Sunday, December 4, 2016

Why High Dimensional data is hard to work with.

High Dimensional Data is hard to work with. This statement is seen all over the place in reference to data analysis and machine learning. But why exactly does that happen? I'll try to explain two of my favorite reasons here in this post.

Sampling

Random Sampling gives out in high dimensional spaces. It's not random any more. This problem becomes apparent in algorithms like KNN. Take, for example 100 points in an n dimensional "cube".

If I use the inbuilt np.random.random() function from numpy I can easily obtain 100 random points from any n dimensional space. Or can I? If I measure the distances (L2 norm to be exact) between all pairs of these points, I get histograms as seen below.
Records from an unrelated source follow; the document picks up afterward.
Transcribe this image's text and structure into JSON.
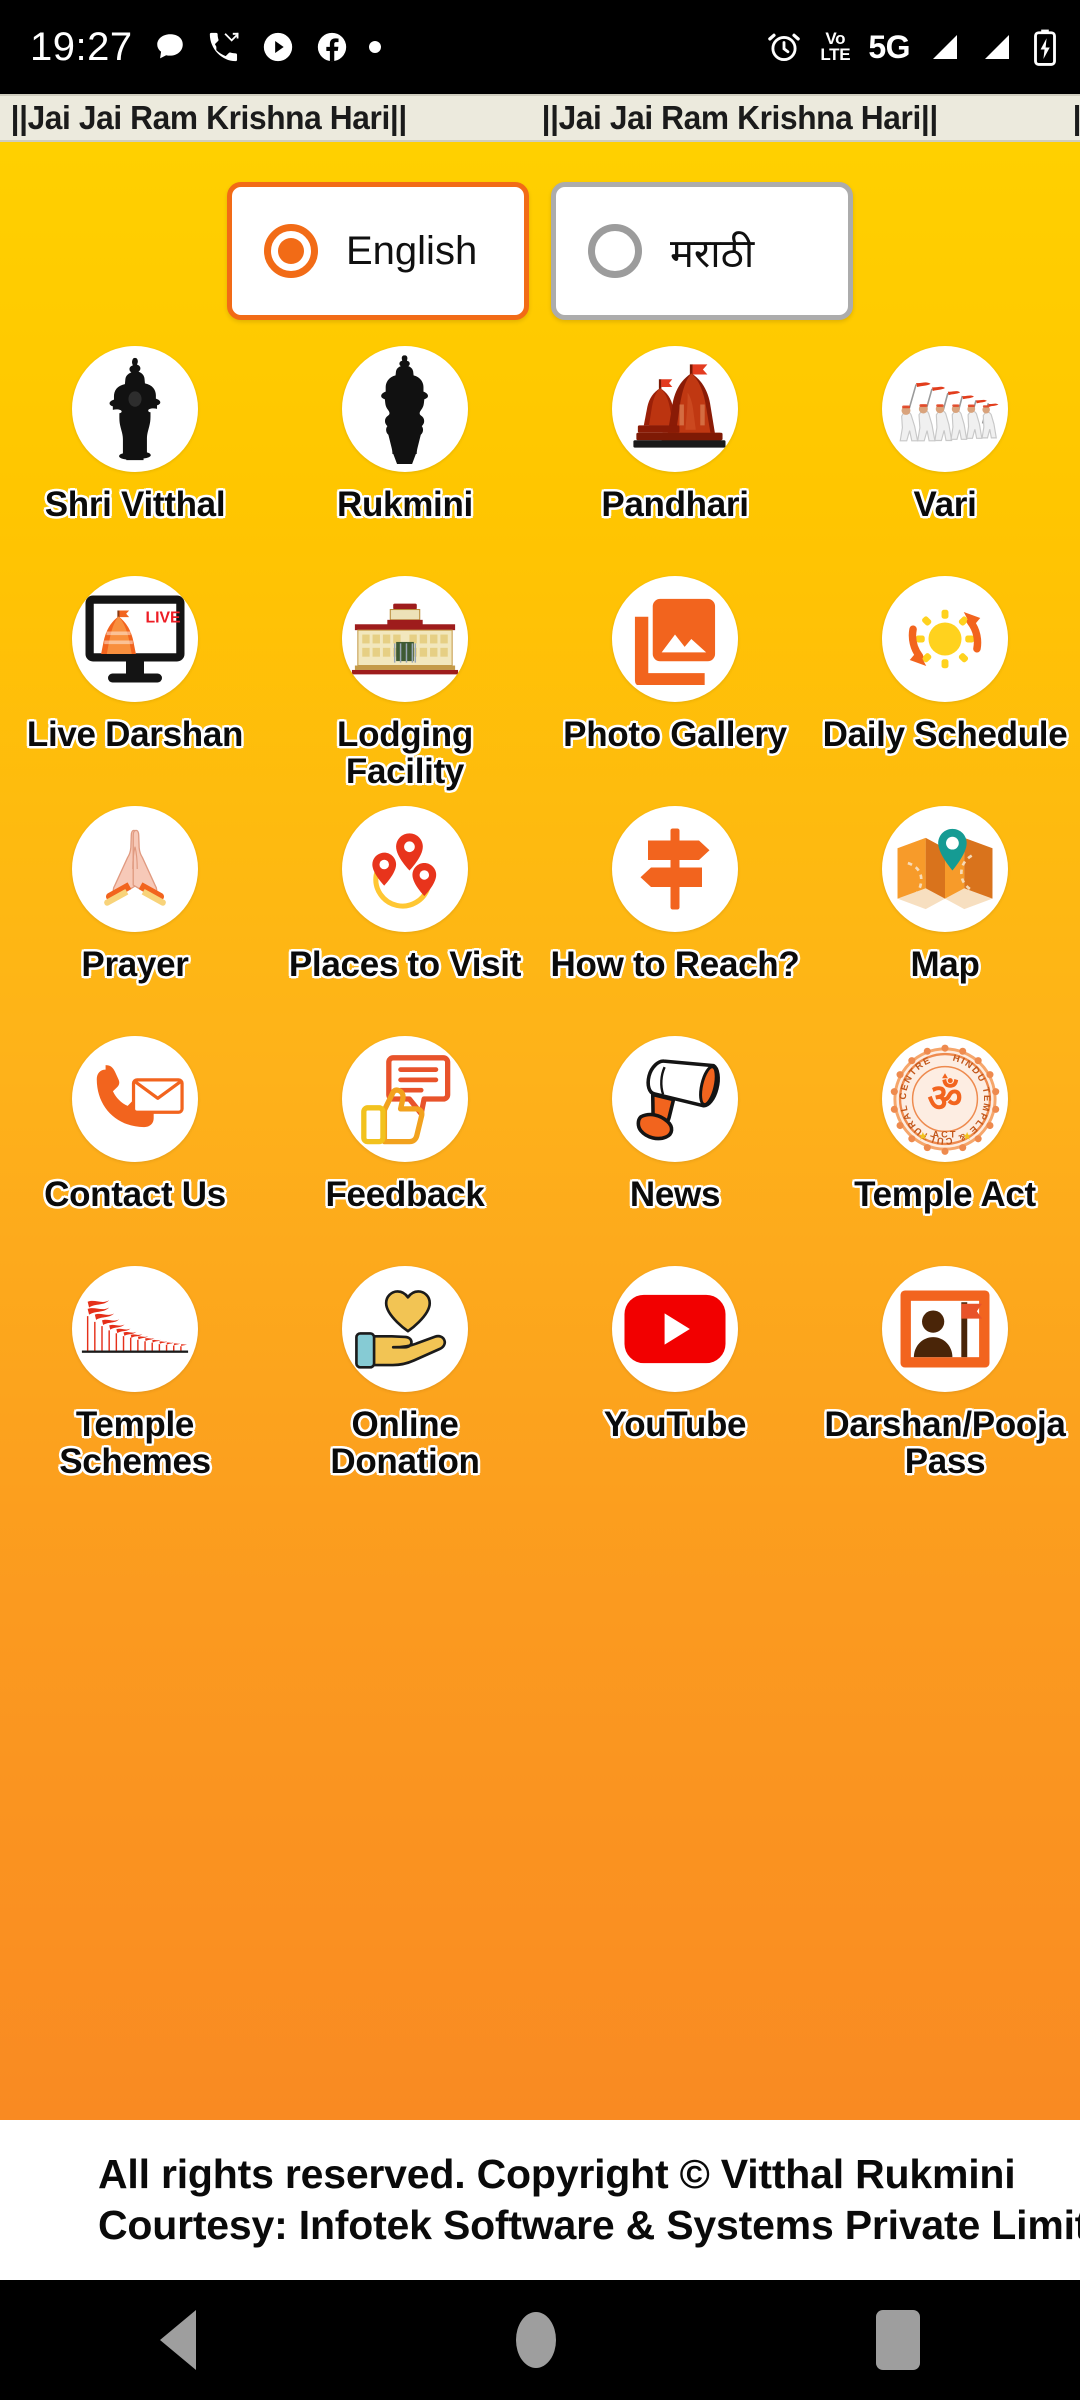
{
  "status_bar": {
    "time": "19:27",
    "left_icons": [
      "chat-bubble-icon",
      "missed-call-icon",
      "play-circle-icon",
      "facebook-icon",
      "dot-icon"
    ],
    "alarm_icon": "alarm-clock-icon",
    "volte_top": "Vo",
    "volte_bottom": "LTE",
    "network": "5G",
    "signal_icons": [
      "signal-bars-icon",
      "signal-bars-icon"
    ],
    "battery_icon": "battery-charging-icon"
  },
  "marquee": {
    "text": "||Jai Jai Ram Krishna Hari||"
  },
  "language": {
    "options": [
      {
        "label": "English",
        "selected": true,
        "radio_icon": "radio-selected-icon"
      },
      {
        "label": "मराठी",
        "selected": false,
        "radio_icon": "radio-unselected-icon"
      }
    ]
  },
  "grid": {
    "items": [
      {
        "label": "Shri Vitthal",
        "icon": "vitthal-deity-icon"
      },
      {
        "label": "Rukmini",
        "icon": "rukmini-deity-icon"
      },
      {
        "label": "Pandhari",
        "icon": "temple-domes-icon"
      },
      {
        "label": "Vari",
        "icon": "pilgrim-procession-icon"
      },
      {
        "label": "Live Darshan",
        "icon": "live-monitor-icon"
      },
      {
        "label": "Lodging Facility",
        "icon": "lodging-building-icon"
      },
      {
        "label": "Photo Gallery",
        "icon": "photo-gallery-icon"
      },
      {
        "label": "Daily Schedule",
        "icon": "sun-refresh-icon"
      },
      {
        "label": "Prayer",
        "icon": "praying-hands-icon"
      },
      {
        "label": "Places to Visit",
        "icon": "map-pins-icon"
      },
      {
        "label": "How to Reach?",
        "icon": "signpost-icon"
      },
      {
        "label": "Map",
        "icon": "folded-map-pin-icon"
      },
      {
        "label": "Contact Us",
        "icon": "phone-envelope-icon"
      },
      {
        "label": "Feedback",
        "icon": "thumbs-up-chat-icon"
      },
      {
        "label": "News",
        "icon": "megaphone-icon"
      },
      {
        "label": "Temple Act",
        "icon": "om-seal-icon"
      },
      {
        "label": "Temple Schemes",
        "icon": "red-flags-icon"
      },
      {
        "label": "Online Donation",
        "icon": "hand-heart-icon"
      },
      {
        "label": "YouTube",
        "icon": "youtube-icon"
      },
      {
        "label": "Darshan/Pooja Pass",
        "icon": "darshan-pass-icon"
      }
    ]
  },
  "footer": {
    "line1": "All rights reserved. Copyright © Vitthal Rukmini",
    "line2": "Courtesy: Infotek Software & Systems Private Limit"
  },
  "nav_bar": {
    "back": "back-icon",
    "home": "home-icon",
    "recents": "recents-icon"
  },
  "colors": {
    "accent_orange": "#F26B16",
    "bg_top": "#FFD000",
    "bg_bottom": "#F98A22",
    "marquee_bg": "#ECEADD"
  }
}
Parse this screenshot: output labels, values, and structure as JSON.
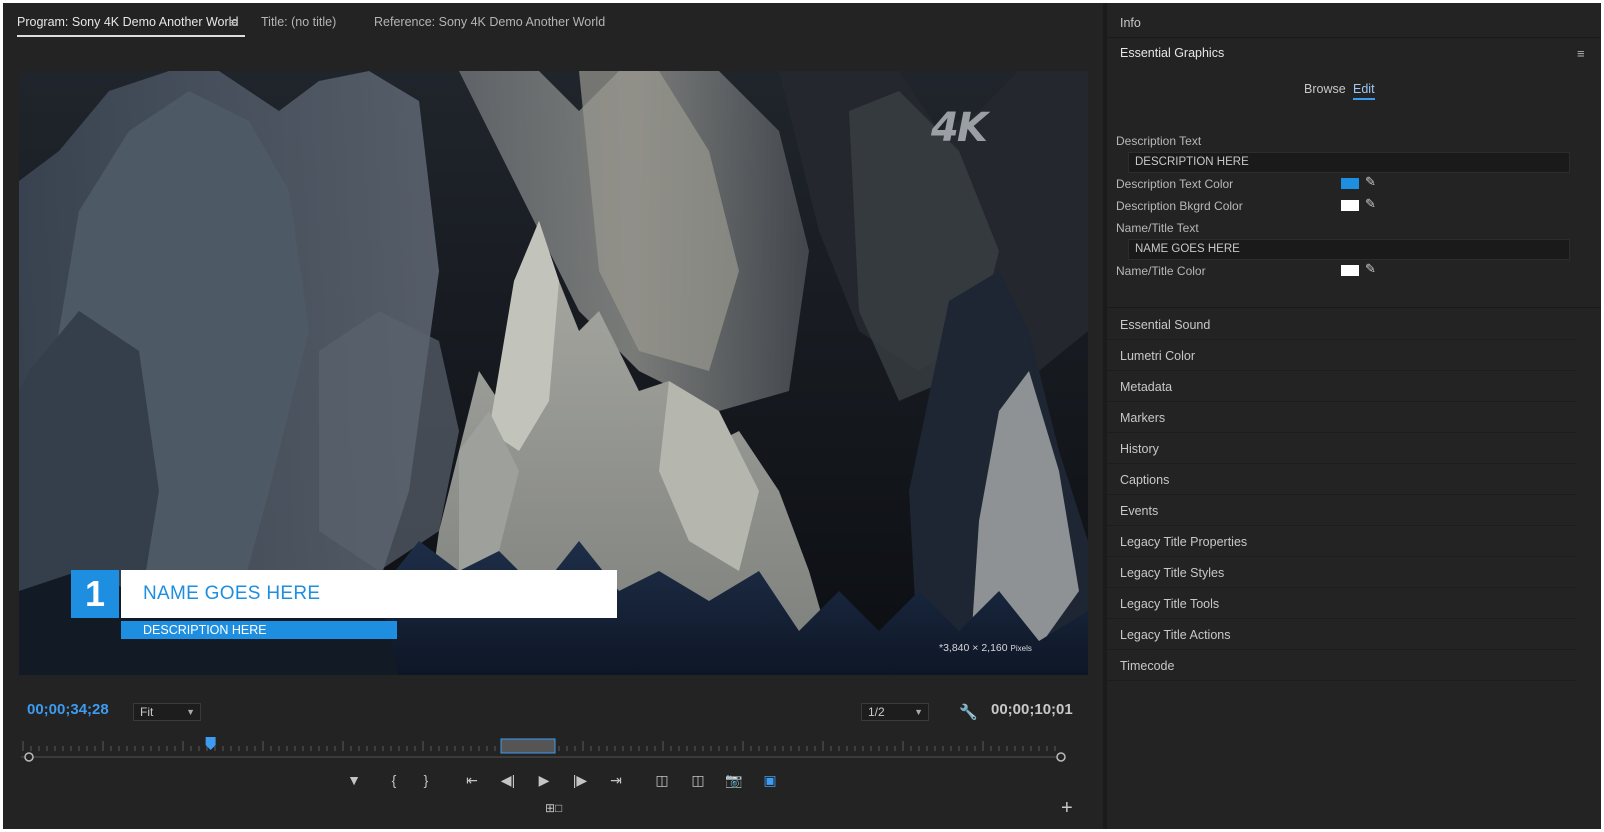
{
  "monitor": {
    "tabs": [
      {
        "label": "Program: Sony 4K Demo  Another World",
        "active": true
      },
      {
        "label": "Title: (no title)",
        "active": false
      },
      {
        "label": "Reference: Sony 4K Demo  Another World",
        "active": false
      }
    ],
    "menu_glyph": "≡",
    "video": {
      "badge": "4K",
      "resolution_text": "*3,840 × 2,160",
      "resolution_unit": "Pixels"
    },
    "lower_third": {
      "number": "1",
      "name": "NAME GOES HERE",
      "description": "DESCRIPTION HERE",
      "accent_color": "#1e8fe0"
    },
    "current_timecode": "00;00;34;28",
    "duration_timecode": "00;00;10;01",
    "zoom_select": "Fit",
    "resolution_select": "1/2",
    "playhead_fraction": 0.176,
    "transport_icons": [
      "marker-icon",
      "mark-in-icon",
      "mark-out-icon",
      "go-to-in-icon",
      "step-back-icon",
      "play-icon",
      "step-forward-icon",
      "go-to-out-icon",
      "lift-icon",
      "extract-icon",
      "export-frame-icon",
      "comparison-view-icon"
    ]
  },
  "info": {
    "title": "Info"
  },
  "essential_graphics": {
    "title": "Essential Graphics",
    "menu_glyph": "≡",
    "tabs": [
      {
        "label": "Browse",
        "active": false
      },
      {
        "label": "Edit",
        "active": true
      }
    ],
    "properties": {
      "description_text_label": "Description Text",
      "description_text_value": "DESCRIPTION HERE",
      "description_color_label": "Description Text Color",
      "description_color": "#1e8fe0",
      "description_bkgrd_label": "Description Bkgrd Color",
      "description_bkgrd_color": "#ffffff",
      "name_text_label": "Name/Title Text",
      "name_text_value": "NAME GOES HERE",
      "name_color_label": "Name/Title Color",
      "name_color": "#ffffff"
    }
  },
  "panels": [
    "Essential Sound",
    "Lumetri Color",
    "Metadata",
    "Markers",
    "History",
    "Captions",
    "Events",
    "Legacy Title Properties",
    "Legacy Title Styles",
    "Legacy Title Tools",
    "Legacy Title Actions",
    "Timecode"
  ],
  "colors": {
    "accent": "#3d9bf0",
    "panel_bg": "#232323",
    "timecode_blue": "#3d9bf0"
  }
}
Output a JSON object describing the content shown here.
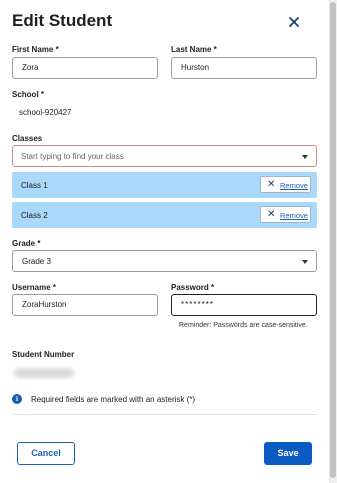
{
  "dialog": {
    "title": "Edit Student",
    "close_icon": "close-icon"
  },
  "first_name": {
    "label": "First Name *",
    "value": "Zora"
  },
  "last_name": {
    "label": "Last Name *",
    "value": "Hurston"
  },
  "school": {
    "label": "School *",
    "value": "school-920427"
  },
  "classes": {
    "label": "Classes",
    "placeholder": "Start typing to find your class",
    "selected": [
      {
        "name": "Class 1",
        "remove_label": "Remove"
      },
      {
        "name": "Class 2",
        "remove_label": "Remove"
      }
    ]
  },
  "grade": {
    "label": "Grade *",
    "value": "Grade 3"
  },
  "username": {
    "label": "Username *",
    "value": "ZoraHurston"
  },
  "password": {
    "label": "Password *",
    "value": "********",
    "hint": "Reminder: Passwords are case-sensitive."
  },
  "student_number": {
    "label": "Student Number"
  },
  "info": {
    "text": "Required fields are marked with an asterisk (*)",
    "icon": "info-icon"
  },
  "actions": {
    "cancel_label": "Cancel",
    "save_label": "Save"
  },
  "colors": {
    "primary": "#0b5cc1",
    "chip_background": "#a9d8fb"
  }
}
As we see, higher dimensions lead to increasingly the same distance between points. The sampling loses it's randomness, rather higher dimensions are a little harder to sample from.

Spiky Nature

Higher dimensions are spiky! This is bad for methods which depend on the smooth nature of the cost surface for a loss function. It is wonderfully explained in this post here (http://www.penzba.co.uk/cgi-bin/PvsNP.py?SpikeySpheres#HN2). I'd  simply like to add a graph to it.
This goes to show that the spike like nature of the surface of an n-sphere continuously increases as the number of dimensions increases. After 9 dimensions, the sphere actually "sticks" out of the cube that encloses it.